Que pourrait être la semaine de travail, sans tout le gaspillage subventionné et l’irrationalité qui sont le résultat direct de cette accumulation de capital béni que les Autrichiens aiment tant ?
Il y a toujours la question de la relation supposée entre la productivité et l’augmentation des salaires ou la réduction des heures de travail. Le problème avec cet argument est que les salaires ont pratiquement cessé d’augmenter avec la productivité du travail dans les années 1970. Si le salaire minimum avait augmenté au même rythme que la productivité du travail, il serait aujourd’hui de 24 $/heure (sans parler de ce qu’il serait s’il avait augmenté au même rythme que la rémunération des PDG). Au lieu de cela, toute cette productivité accrue a servi à enrichir les capitalistes, les patrons et les propriétaires. L’affirmation de Woods sur la corrélation entre la productivité du travail et les salaires est donc doublement absurde.

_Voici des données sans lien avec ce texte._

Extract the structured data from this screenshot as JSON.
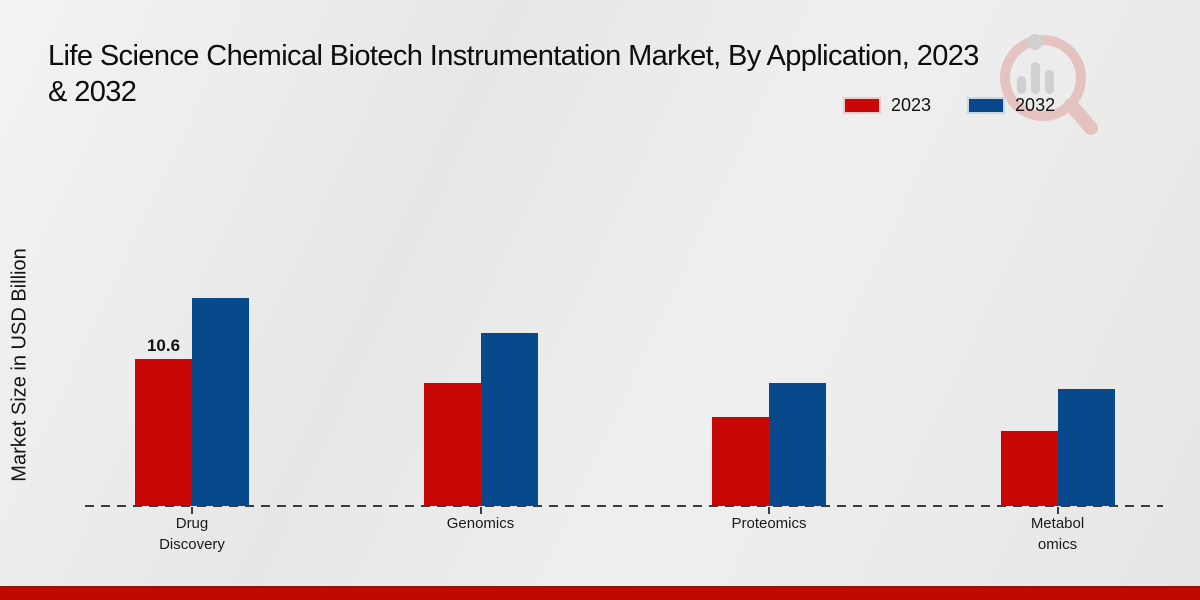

La chronique de Woods est typique du genre de choses que l’on voit au Mises Institute et chez Lew Rockwell. C’est une histoire juste après l’autre, qui n’a aucune relation vérifiable avec l’histoire ou la réalité empirique. Je sais que Woods, étant un Autrichien, doit croire aux axiomes a priori. Mais apparemment, il croit aussi aux faits a priori.
Quel est le motif de sa falsification constante et obsessionnelle de l’histoire ? Je n’ai guère de fenêtre sur l’âme de cet homme, mais il m’a semblé étrangement fortuit de tomber sur cette citation de David Graeber au moment même où j’écrivais ce commentaire : “…l’une des raisons pour lesquelles je passe autant de temps à réécrire le passé est que je suis convaincu qu’il est actuellement écrit de la manière dont il l’est afin de rendre presque impossible pour nous d’imaginer un avenir viable.” Ou pour emprunter une autre citation : “Qui contrôle le passé contrôle le futur.”